In the procedure room, they had me climb up on the table and onto my belly. They said because I’m tiny, they had to pile pillows for me lie on. Two people squishing down these pillows so I could climb up…I found this rather amusing. I was told when the medication would go into my IV to relax me. I was worried they might stick me before I fell asleep, so I kept tapping my fingers to the music so they would know I was still awake. I felt more medicine run through my veins and felt very warm. Next thing I know, I’m climbing off the table and into a wheelchair. It felt like everything only took a few seconds, but I guess the procedure actually took about 30 minutes. The device rep talked to me once again and gave me the controller for my device. They gave me a juice pouch, removed my IV, and sent me on my merry way.

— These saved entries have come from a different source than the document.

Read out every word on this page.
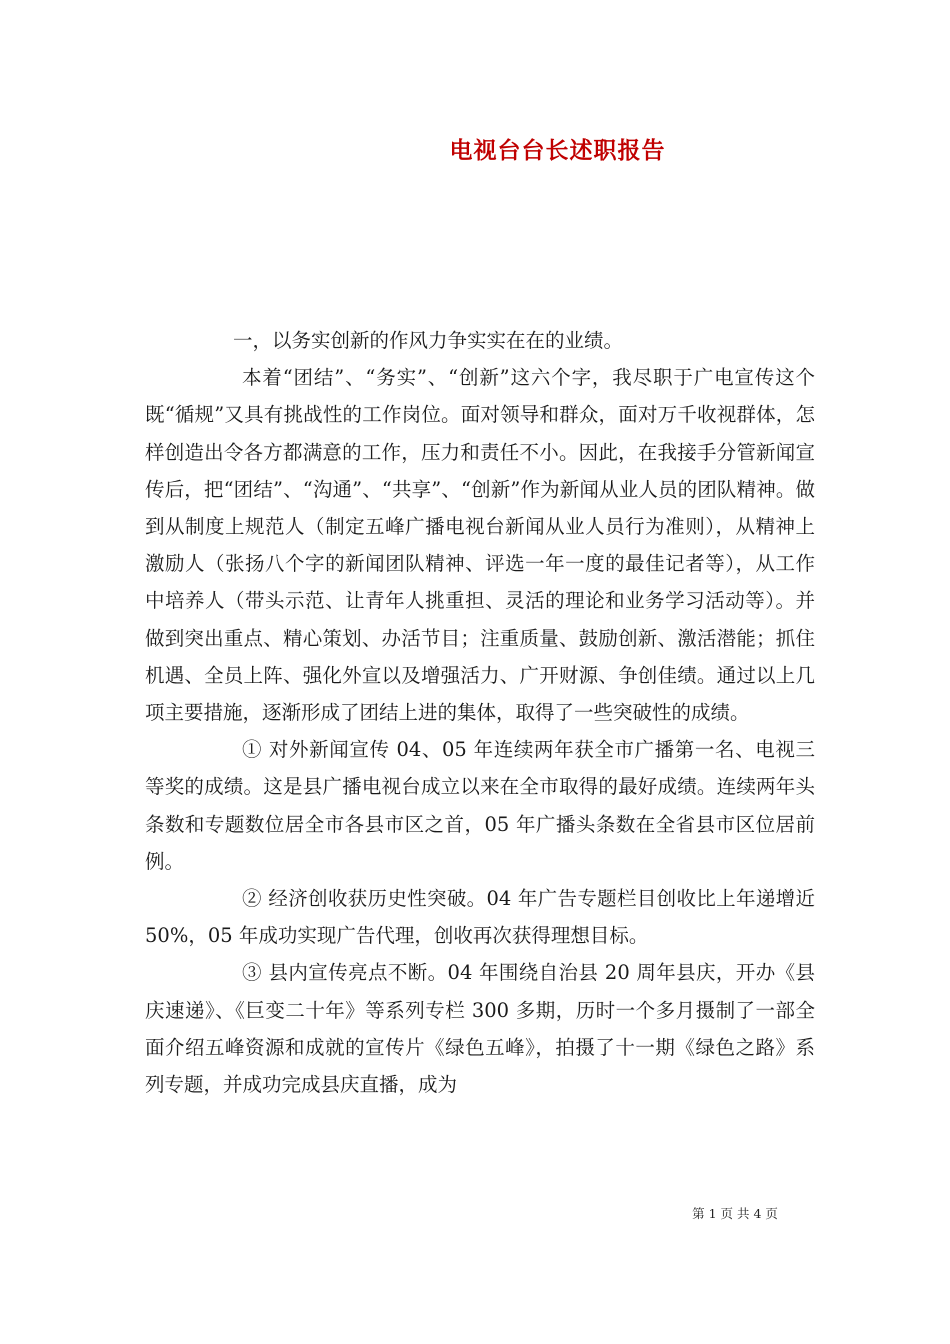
电视台台长述职报告

一，以务实创新的作风力争实实在在的业绩。

本着“团结”、“务实”、“创新”这六个字，我尽职于广电宣传这个既“循规”又具有挑战性的工作岗位。面对领导和群众，面对万千收视群体，怎样创造出令各方都满意的工作，压力和责任不小。因此，在我接手分管新闻宣传后，把“团结”、“沟通”、“共享”、“创新”作为新闻从业人员的团队精神。做到从制度上规范人（制定五峰广播电视台新闻从业人员行为准则），从精神上激励人（张扬八个字的新闻团队精神、评选一年一度的最佳记者等），从工作中培养人（带头示范、让青年人挑重担、灵活的理论和业务学习活动等）。并做到突出重点、精心策划、办活节目；注重质量、鼓励创新、激活潜能；抓住机遇、全员上阵、强化外宣以及增强活力、广开财源、争创佳绩。通过以上几项主要措施，逐渐形成了团结上进的集体，取得了一些突破性的成绩。

① 对外新闻宣传 04、05 年连续两年获全市广播第一名、电视三等奖的成绩。这是县广播电视台成立以来在全市取得的最好成绩。连续两年头条数和专题数位居全市各县市区之首，05 年广播头条数在全省县市区位居前例。

② 经济创收获历史性突破。04 年广告专题栏目创收比上年递增近 50%，05 年成功实现广告代理，创收再次获得理想目标。

③ 县内宣传亮点不断。04 年围绕自治县 20 周年县庆，开办《县庆速递》、《巨变二十年》等系列专栏 300 多期，历时一个多月摄制了一部全面介绍五峰资源和成就的宣传片《绿色五峰》，拍摄了十一期《绿色之路》系列专题，并成功完成县庆直播，成为

第 1 页 共 4 页
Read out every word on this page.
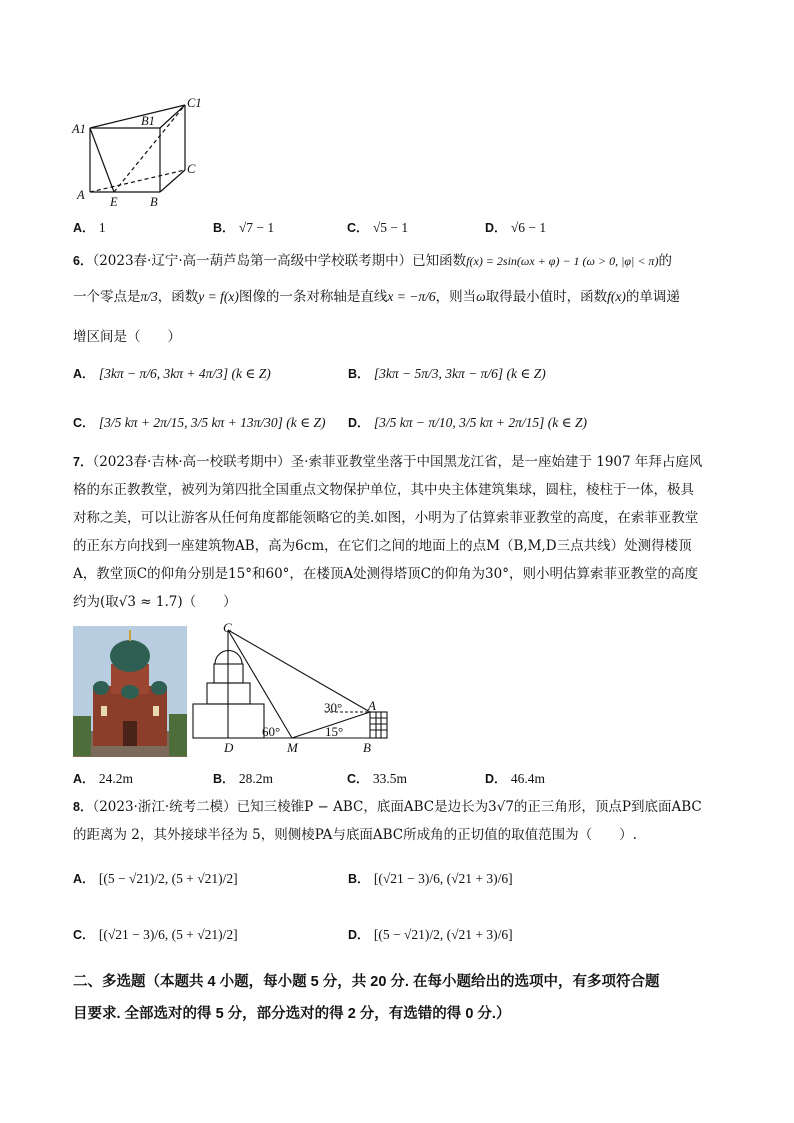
C1
A1
B1
C
A E	B
A． 1	B． √7 − 1	C． √5 − 1	D． √6 − 1
6．（2023春·辽宁·高一葫芦岛第一高级中学校联考期中）已知函数f(x) = 2sin(ωx + φ) − 1 (ω > 0, |φ| < π)的
一个零点是π/3，函数y = f(x)图像的一条对称轴是直线x = −π/6，则当ω取得最小值时，函数f(x)的单调递
增区间是（　　）
A． [3kπ − π/6, 3kπ + 4π/3] (k ∈ Z)	B． [3kπ − 5π/3, 3kπ − π/6] (k ∈ Z)
C． [3/5 kπ + 2π/15, 3/5 kπ + 13π/30] (k ∈ Z) D． [3/5 kπ − π/10, 3/5 kπ + 2π/15] (k ∈ Z)
7．（2023春·吉林·高一校联考期中）圣·索菲亚教堂坐落于中国黑龙江省，是一座始建于 1907 年拜占庭风
格的东正教教堂，被列为第四批全国重点文物保护单位，其中央主体建筑集球，圆柱，棱柱于一体，极具
对称之美，可以让游客从任何角度都能领略它的美.如图，小明为了估算索菲亚教堂的高度，在索菲亚教堂
的正东方向找到一座建筑物AB，高为6cm，在它们之间的地面上的点M（B,M,D三点共线）处测得楼顶
A，教堂顶C的仰角分别是15°和60°，在楼顶A处测得塔顶C的仰角为30°，则小明估算索菲亚教堂的高度
约为(取√3 ≈ 1.7)（　　）
C
30° A
60°	15°
D	M	B
A． 24.2m	B． 28.2m	C． 33.5m	D． 46.4m
8．（2023·浙江·统考二模）已知三棱锥P − ABC，底面ABC是边长为3√7的正三角形，顶点P到底面ABC
的距离为 2，其外接球半径为 5，则侧棱PA与底面ABC所成角的正切值的取值范围为（　　）.
A． [(5 − √21)/2, (5 + √21)/2]	B． [(√21 − 3)/6, (√21 + 3)/6]
C． [(√21 − 3)/6, (5 + √21)/2]	D． [(5 − √21)/2, (√21 + 3)/6]
二、多选题（本题共 4 小题，每小题 5 分，共 20 分. 在每小题给出的选项中，有多项符合题
目要求. 全部选对的得 5 分，部分选对的得 2 分，有选错的得 0 分.）
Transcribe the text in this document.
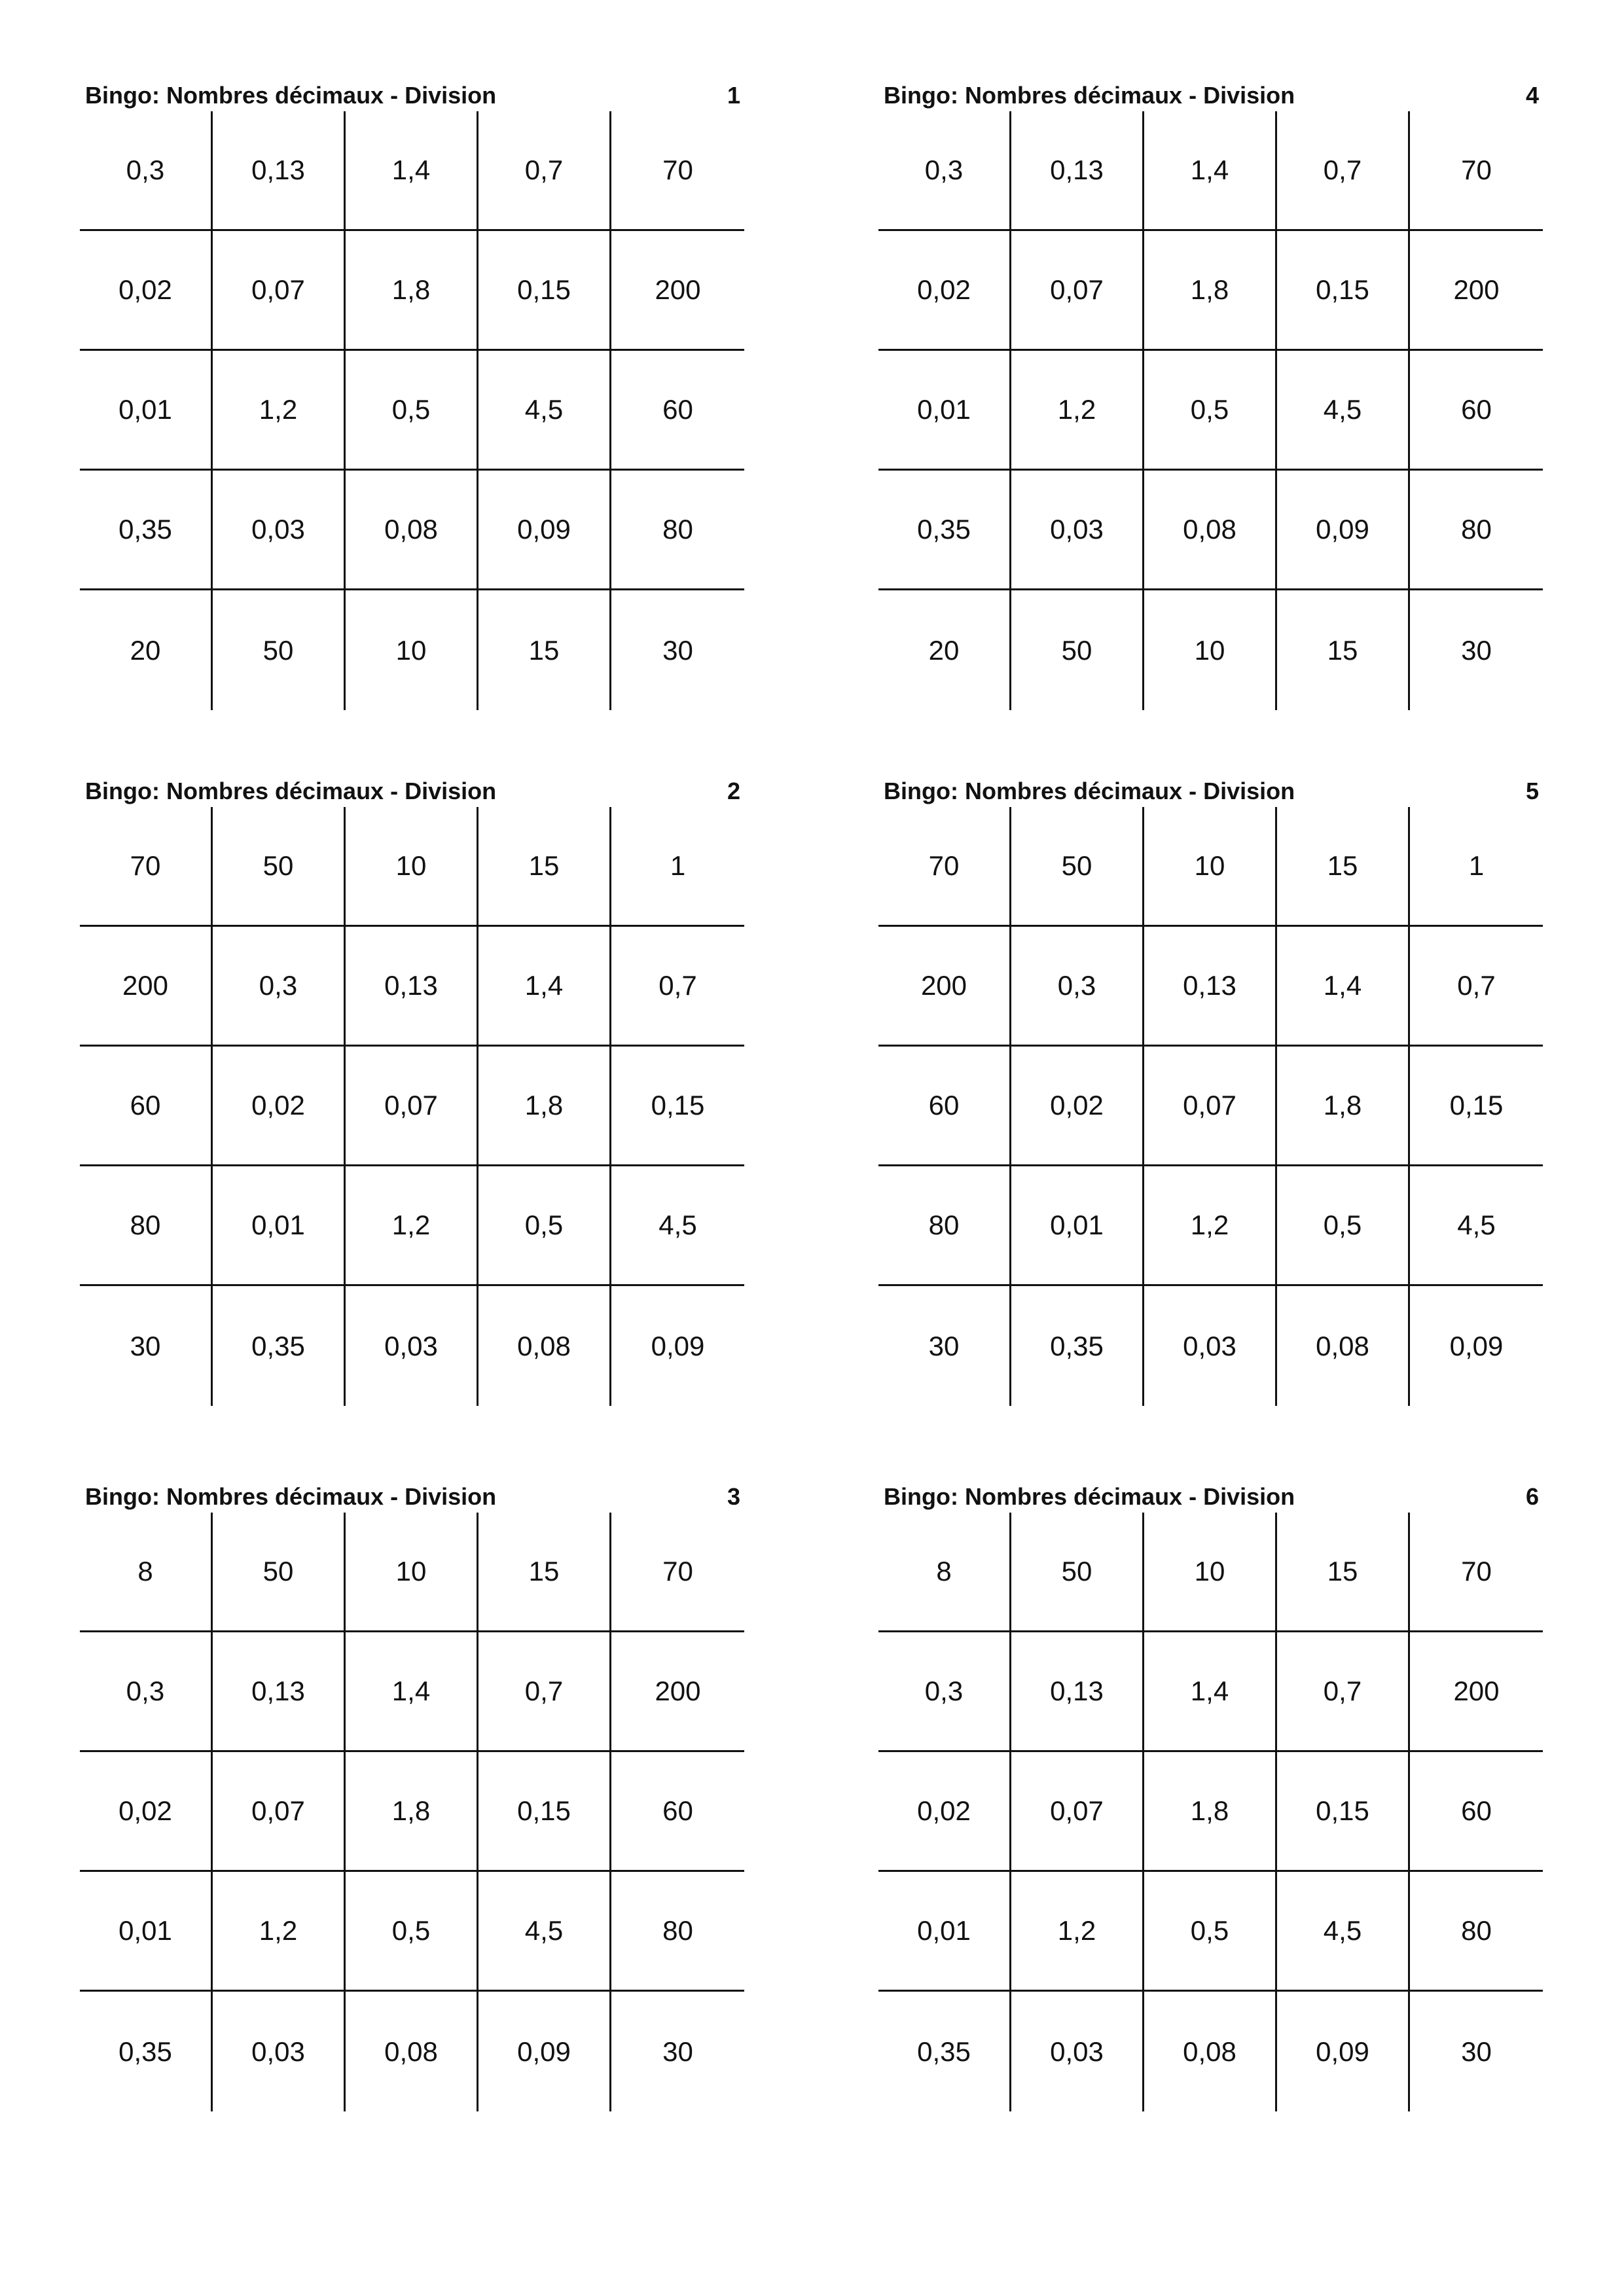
Bingo: Nombres décimaux - Division	1
0,3	0,13	1,4	0,7	70
0,02	0,07	1,8	0,15	200
0,01	1,2	0,5	4,5	60
0,35	0,03	0,08	0,09	80
20	50	10	15	30
Bingo: Nombres décimaux - Division	4
0,3	0,13	1,4	0,7	70
0,02	0,07	1,8	0,15	200
0,01	1,2	0,5	4,5	60
0,35	0,03	0,08	0,09	80
20	50	10	15	30
Bingo: Nombres décimaux - Division	2
70	50	10	15	1
200	0,3	0,13	1,4	0,7
60	0,02	0,07	1,8	0,15
80	0,01	1,2	0,5	4,5
30	0,35	0,03	0,08	0,09
Bingo: Nombres décimaux - Division	5
70	50	10	15	1
200	0,3	0,13	1,4	0,7
60	0,02	0,07	1,8	0,15
80	0,01	1,2	0,5	4,5
30	0,35	0,03	0,08	0,09
Bingo: Nombres décimaux - Division	3
8	50	10	15	70
0,3	0,13	1,4	0,7	200
0,02	0,07	1,8	0,15	60
0,01	1,2	0,5	4,5	80
0,35	0,03	0,08	0,09	30
Bingo: Nombres décimaux - Division	6
8	50	10	15	70
0,3	0,13	1,4	0,7	200
0,02	0,07	1,8	0,15	60
0,01	1,2	0,5	4,5	80
0,35	0,03	0,08	0,09	30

The last couple of days, my left leg had been in so much pain I could not get comfortable. I’m happy to report that it does feel much better already. My back on the other hand, hurts something awful. I was told I would be sore for the first few days probably. The device rep will check in with me by phone several times this week. Those will be the only times I should use my controller if necessary.

The lumpy looking spot on the left is the external battery.

Ooooh my very own controller.

Well I’m a bit tuckered out and a nap sounds pretty good right now. I will try my best to update with how things are going day to day. Thanks for all the love and support!